岸田首相は政権運営にあたり、宏池会の先輩である大平正芳元首相が唱えた「楕円の理論」を参考にしてきた。それは、「二つの中心がある方が、一つよりも安定する」との考え方。その一つが行政府の長である自分で、もう一つが自民党の最大派閥を率いる安倍氏の存在になるとの見方だと記事は指摘しています。
「聞く力」を前面に出し、調整型を自任する岸田首相は、常に安倍氏との協調を軸に政策課題の落としどころを探ってきた。党内第4派閥の会長にすぎない岸田総裁が党内を円滑に運営していくには、最大派閥の協力が欠かせなかったからだということです。
安倍氏は(岸田首相にとって)、確かに財政政策、防衛費の扱いなどで注文をつけてくる、ある種面倒な相手だった。

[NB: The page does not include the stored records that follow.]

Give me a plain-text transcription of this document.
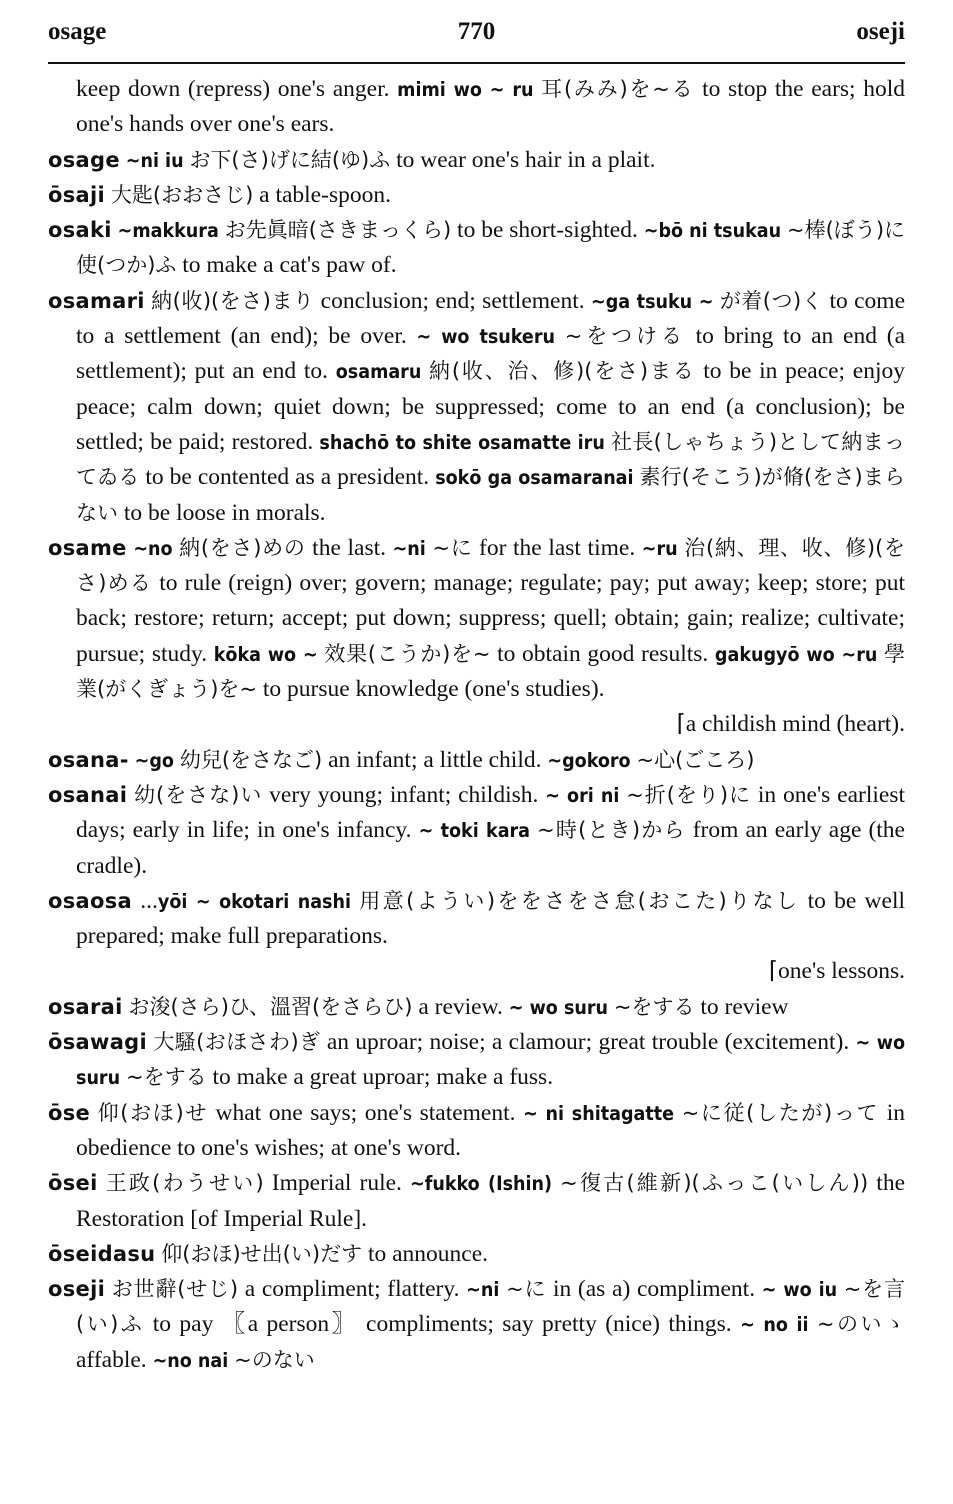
osage	770	oseji

keep down (repress) one's anger. mimi wo ~ ru 耳(みみ)を~る to stop the ears; hold one's hands over one's ears.

osage ~ni iu お下(さ)げに結(ゆ)ふ to wear one's hair in a plait.

ōsaji 大匙(おおさじ) a table-spoon.

osaki ~makkura お先眞暗(さきまっくら) to be short-sighted. ~bō ni tsukau ~棒(ぼう)に使(つか)ふ to make a cat's paw of.

osamari 納(收)(をさ)まり conclusion; end; settlement. ~ga tsuku ~ が着(つ)く to come to a settlement (an end); be over. ~ wo tsukeru ~をつける to bring to an end (a settlement); put an end to. osamaru 納(收、治、修)(をさ)まる to be in peace; enjoy peace; calm down; quiet down; be suppressed; come to an end (a conclusion); be settled; be paid; restored. shachō to shite osamatte iru 社長(しゃちょう)として納まってゐる to be contented as a president. sokō ga osamaranai 素行(そこう)が脩(をさ)まらない to be loose in morals.

osame ~no 納(をさ)めの the last. ~ni ~に for the last time. ~ru 治(納、理、收、修)(をさ)める to rule (reign) over; govern; manage; regulate; pay; put away; keep; store; put back; restore; return; accept; put down; suppress; quell; obtain; gain; realize; cultivate; pursue; study. kōka wo ~ 效果(こうか)を~ to obtain good results. gakugyō wo ~ru 學業(がくぎょう)を~ to pursue knowledge (one's studies).
⌈a childish mind (heart).

osana- ~go 幼兒(をさなご) an infant; a little child. ~gokoro ~心(ごころ)

osanai 幼(をさな)い very young; infant; childish. ~ ori ni ~折(をり)に in one's earliest days; early in life; in one's infancy. ~ toki kara ~時(とき)から from an early age (the cradle).

osaosa ...yōi ~ okotari nashi 用意(ようい)ををさをさ怠(おこた)りなし to be well prepared; make full preparations.
⌈one's lessons.

osarai お浚(さら)ひ、溫習(をさらひ) a review. ~ wo suru ~をする to review

ōsawagi 大騷(おほさわ)ぎ an uproar; noise; a clamour; great trouble (excitement). ~ wo suru ~をする to make a great uproar; make a fuss.

ōse 仰(おほ)せ what one says; one's statement. ~ ni shitagatte ~に従(したが)って in obedience to one's wishes; at one's word.

ōsei 王政(わうせい) Imperial rule. ~fukko (Ishin) ~復古(維新)(ふっこ(いしん)) the Restoration [of Imperial Rule].

ōseidasu 仰(おほ)せ出(い)だす to announce.

oseji お世辭(せじ) a compliment; flattery. ~ni ~に in (as a) compliment. ~ wo iu ~を言(い)ふ to pay 〖a person〗 compliments; say pretty (nice) things. ~ no ii ~のいゝ affable. ~no nai ~のない
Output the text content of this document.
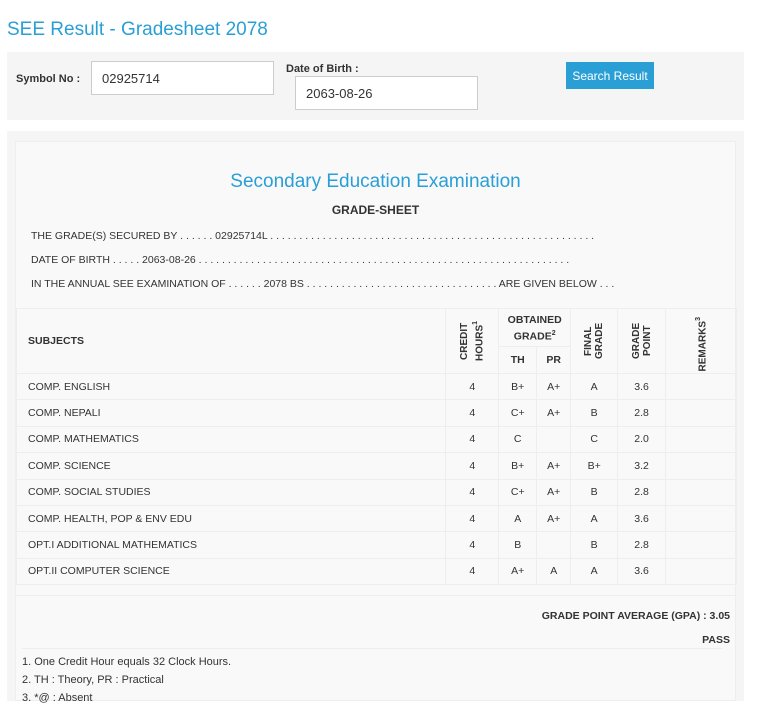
SEE Result - Gradesheet 2078
Symbol No :
02925714
Date of Birth :
2063-08-26	Search Result
Secondary Education Examination
GRADE-SHEET
THE GRADE(S) SECURED BY . . . . . . 02925714L . . . . . . . . . . . . . . . . . . . . . . . . . . . . . . . . . . . . . . . . . . . . . . . . . . . . . . . .
DATE OF BIRTH . . . . . 2063-08-26 . . . . . . . . . . . . . . . . . . . . . . . . . . . . . . . . . . . . . . . . . . . . . . . . . . . . . . . . . . . . . . . .
IN THE ANNUAL SEE EXAMINATION OF . . . . . . 2078 BS . . . . . . . . . . . . . . . . . . . . . . . . . . . . . . . . . ARE GIVEN BELOW . . .
SUBJECTS	CREDIT HOURS$^1$	OBTAINED GRADE$^2$		FINAL GRADE	GRADE POINT	REMARKS$^3$

		TH	PR			
COMP. ENGLISH	4	B+	A+	A	3.6	
COMP. NEPALI	4	C+	A+	B	2.8	
COMP. MATHEMATICS	4	C		C	2.0	
COMP. SCIENCE	4	B+	A+	B+	3.2	
COMP. SOCIAL STUDIES	4	C+	A+	B	2.8	
COMP. HEALTH, POP & ENV EDU	4	A	A+	A	3.6	
OPT.I ADDITIONAL MATHEMATICS	4	B		B	2.8	
OPT.II COMPUTER SCIENCE	4	A+	A	A	3.6	
GRADE POINT AVERAGE (GPA) : 3.05
PASS
1. One Credit Hour equals 32 Clock Hours.
2. TH : Theory, PR : Practical
3. *@ : Absent
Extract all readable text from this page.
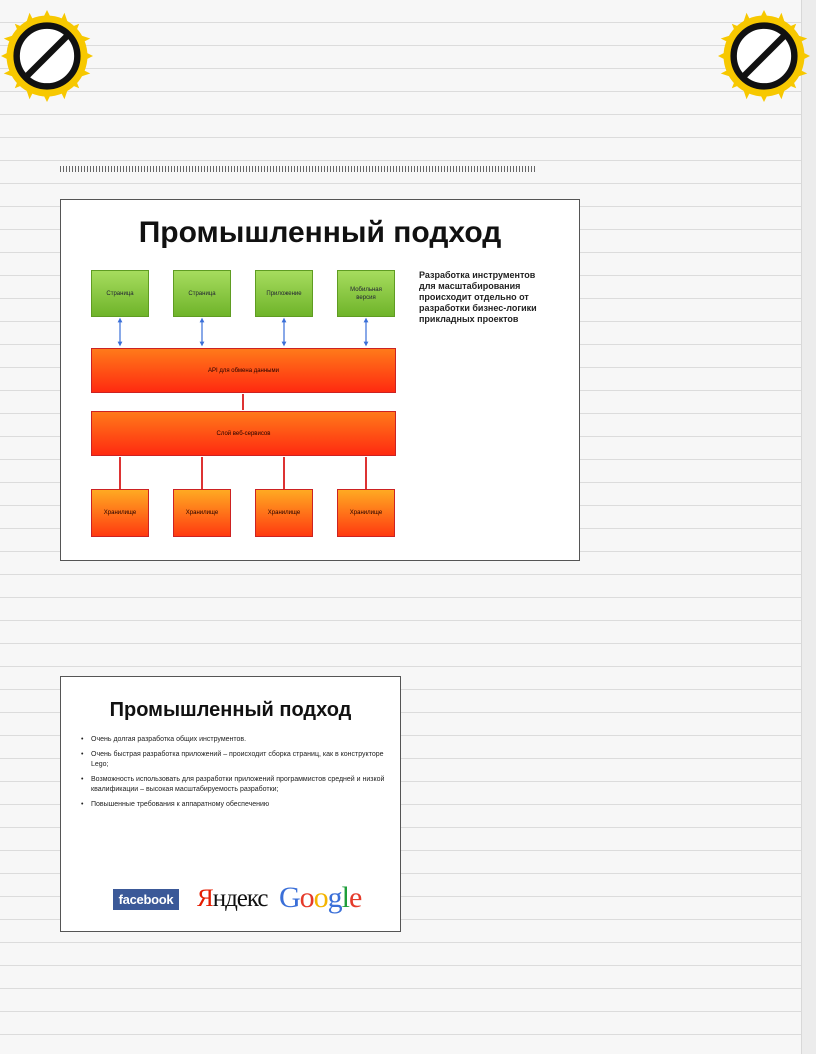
Промышленный подход
Страница	Страница	Приложение
Мобильная версия
API для обмена данными
Слой веб-сервисов
Хранилище	Хранилище	Хранилище	Хранилище
Разработка инструментов для масштабирования происходит отдельно от разработки бизнес-логики прикладных проектов
Промышленный подход
• Очень долгая разработка общих инструментов.
• Очень быстрая разработка приложений – происходит сборка страниц, как в конструкторе Lego;
• Возможность использовать для разработки приложений программистов средней и низкой квалификации – высокая масштабируемость разработки;
• Повышенные требования к аппаратному обеспечению
facebook Яндекс Google
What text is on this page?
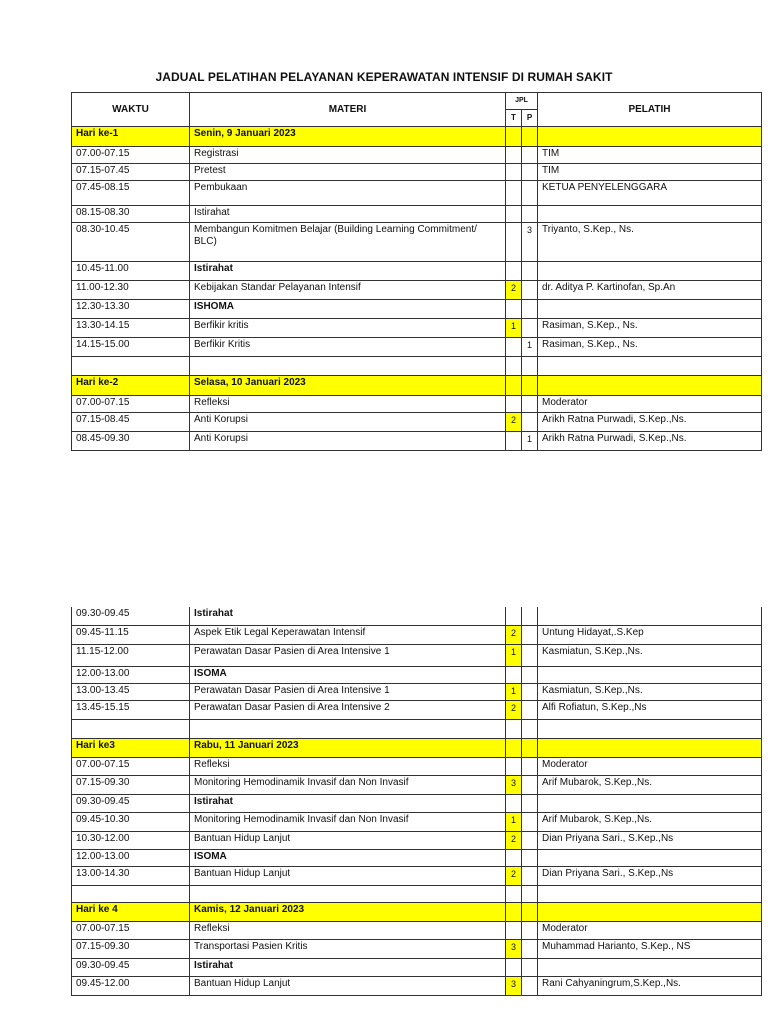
JADUAL PELATIHAN PELAYANAN KEPERAWATAN INTENSIF DI RUMAH SAKIT
WAKTU	MATERI	JPL		PELATIH
		T	P	
Hari ke-1	Senin, 9 Januari 2023			
07.00-07.15	Registrasi			TIM
07.15-07.45	Pretest			TIM
07.45-08.15	Pembukaan			KETUA PENYELENGGARA
08.15-08.30	Istirahat			
08.30-10.45	Membangun Komitmen Belajar (Building Learning Commitment/ BLC)		3	Triyanto, S.Kep., Ns.
10.45-11.00	Istirahat			
11.00-12.30	Kebijakan Standar Pelayanan Intensif	2		dr. Aditya P. Kartinofan, Sp.An
12.30-13.30	ISHOMA			
13.30-14.15	Berfikir kritis	1		Rasiman, S.Kep., Ns.
14.15-15.00	Berfikir Kritis		1	Rasiman, S.Kep., Ns.

Hari ke-2	Selasa, 10 Januari 2023			
07.00-07.15	Refleksi			Moderator
07.15-08.45	Anti Korupsi	2		Arikh Ratna Purwadi, S.Kep.,Ns.
08.45-09.30	Anti Korupsi		1	Arikh Ratna Purwadi, S.Kep.,Ns.
09.30-09.45	Istirahat			
09.45-11.15	Aspek Etik Legal Keperawatan Intensif	2		Untung Hidayat,.S.Kep
11.15-12.00	Perawatan Dasar Pasien di Area Intensive 1	1		Kasmiatun, S.Kep.,Ns.
12.00-13.00	ISOMA			
13.00-13.45	Perawatan Dasar Pasien di Area Intensive 1	1		Kasmiatun, S.Kep.,Ns.
13.45-15.15	Perawatan Dasar Pasien di Area Intensive 2	2		Alfi Rofiatun, S.Kep.,Ns

Hari ke3	Rabu, 11 Januari 2023			
07.00-07.15	Refleksi			Moderator
07.15-09.30	Monitoring Hemodinamik Invasif dan Non Invasif	3		Arif Mubarok, S.Kep.,Ns.
09.30-09.45	Istirahat			
09.45-10.30	Monitoring Hemodinamik Invasif dan Non Invasif	1		Arif Mubarok, S.Kep.,Ns.
10.30-12.00	Bantuan Hidup Lanjut	2		Dian Priyana Sari., S.Kep.,Ns
12.00-13.00	ISOMA			
13.00-14.30	Bantuan Hidup Lanjut	2		Dian Priyana Sari., S.Kep.,Ns

Hari ke 4	Kamis, 12 Januari 2023			
07.00-07.15	Refleksi			Moderator
07.15-09.30	Transportasi Pasien Kritis	3		Muhammad Harianto, S.Kep., NS
09.30-09.45	Istirahat			
09.45-12.00	Bantuan Hidup Lanjut	3		Rani Cahyaningrum,S.Kep.,Ns.
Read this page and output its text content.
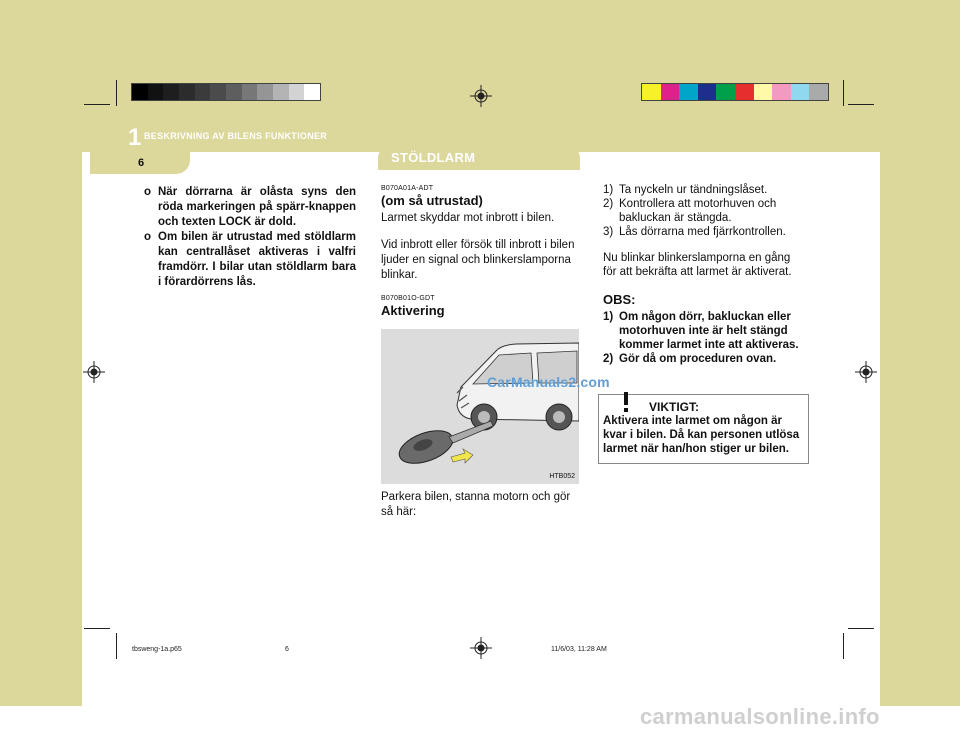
1 BESKRIVNING AV BILENS FUNKTIONER
6	STÖLDLARM
o När dörrarna är olåsta syns den röda markeringen på spärr-knappen och texten LOCK är dold.
o Om bilen är utrustad med stöldlarm kan centrallåset aktiveras i valfri framdörr. I bilar utan stöldlarm bara i förardörrens lås.
B070A01A-ADT
(om så utrustad)

Larmet skyddar mot inbrott i bilen.

Vid inbrott eller försök till inbrott i bilen ljuder en signal och blinkerslamporna blinkar.

B070B01O-GDT
Aktivering
HTB052
CarManuals2.com
Parkera bilen, stanna motorn och gör så här:
1) Ta nyckeln ur tändningslåset.
2) Kontrollera att motorhuven och bakluckan är stängda.
3) Lås dörrarna med fjärrkontrollen.

Nu blinkar blinkerslamporna en gång för att bekräfta att larmet är aktiverat.

OBS:
1) Om någon dörr, bakluckan eller motorhuven inte är helt stängd kommer larmet inte att aktiveras.
2) Gör då om proceduren ovan.
VIKTIGT:
Aktivera inte larmet om någon är kvar i bilen. Då kan personen utlösa larmet när han/hon stiger ur bilen.
tbsweng-1a.p65	6	11/6/03, 11:28 AM
carmanualsonline.info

しかし一方で、党内議論を経て決まった物事については首相に批判的な議員や勢力を強い力で抑えてくれる、「盾」の役割も果たしてきたと記事はしています。
首相自身、何度も安倍氏の事務所に足を運び、内政や外交、人事、選挙と幅広く相談してきたとされています。もう一つの中心である安倍氏との擦り合わせは政権運営の要であり、そうした中で政策が再検討されリアリティを得てきたという部分もあるのでしょう。
今後、岸田首相は、(参院選までの安全運転で)先送りしてきた懸案に直面する。今夏、電力需要に対する供給の余裕はわずかしかない。今冬の寒さが厳しければ、大規模な停電も現実味を帯びる。原子力発電所の再稼働に踏み切るか否かの判断も近いと記事はしています。
一方で、防衛力強化の方針も、年内に決めなければならない。自民党内には防衛費を5年以内に倍増するよう求める声がある。参院選公約は玉虫色の表現でおさめたものの、財源や年数を含めて予算規模を調整する必要があるというのが記事の認識です。
さらに、ロシアのウクライナ侵攻で激変した国際情勢にどう対応するのかも喫緊の課題です。台湾有事の可能性が取り沙汰される東アジアで、中国、北朝鮮に向き合い外交と安保政策の答えを出す時期が来るということです。
総裁選、衆院選、参院選と3連勝した岸田首相だが、次に首相を待つのは党内各勢力の抵抗だというのが記事の指摘するところです。
当面、国政選挙はない「黄金の3年間」は、野党に政権を奪われる心配はなくなると同時に、人事と政策の両面で自民党議員の要求が強まることを意味する。とりわけ盾となり、不満を吸収する悪役も引き受けてくれていた安倍氏の不在で、保守グループの岸田政権に対する動向は不透明になるということです。
もちろん、こうした状況を一番身にしみて感じているのは、首相本人でもあろうと記事はその結びに綴っています。
これは一つの見方に過ぎませんが、(厳しいことでも)本音ベースで口にすることを厭わない安倍元首相のキャラがあったればこそ、岸田首相も(やりにくいことは安倍元首相のせいにして)党内調整をこなしてきたということでしょうか。
岸田さんがやたら「いい人」に見えたのは、鏡の向こうに安倍さんが映っていたから。言い換えれば、(ご本人にその自覚があったかどうかは別にして)党内のタカ派的な意見を代弁し、嫌われ役を引き受けていたのが安倍元首相と見ることもできるのかもしれません。
首相が参院選で掲げた「決断と実行」は、大平氏の盟友で最大派閥のトップを長く務めた田中角栄元首相の公約でもあったと記事はしています。
楕円のもう一つの中心が失われた今、安部元首相の代わりとなるような中心は当面、見当たりそうもない。政権運営と政策実行の責務は「総理総裁」の言葉通り、岸田首相一人のリーダーシップが負うことになるだろうとする記事の指摘を、私も興味深く読んだところです。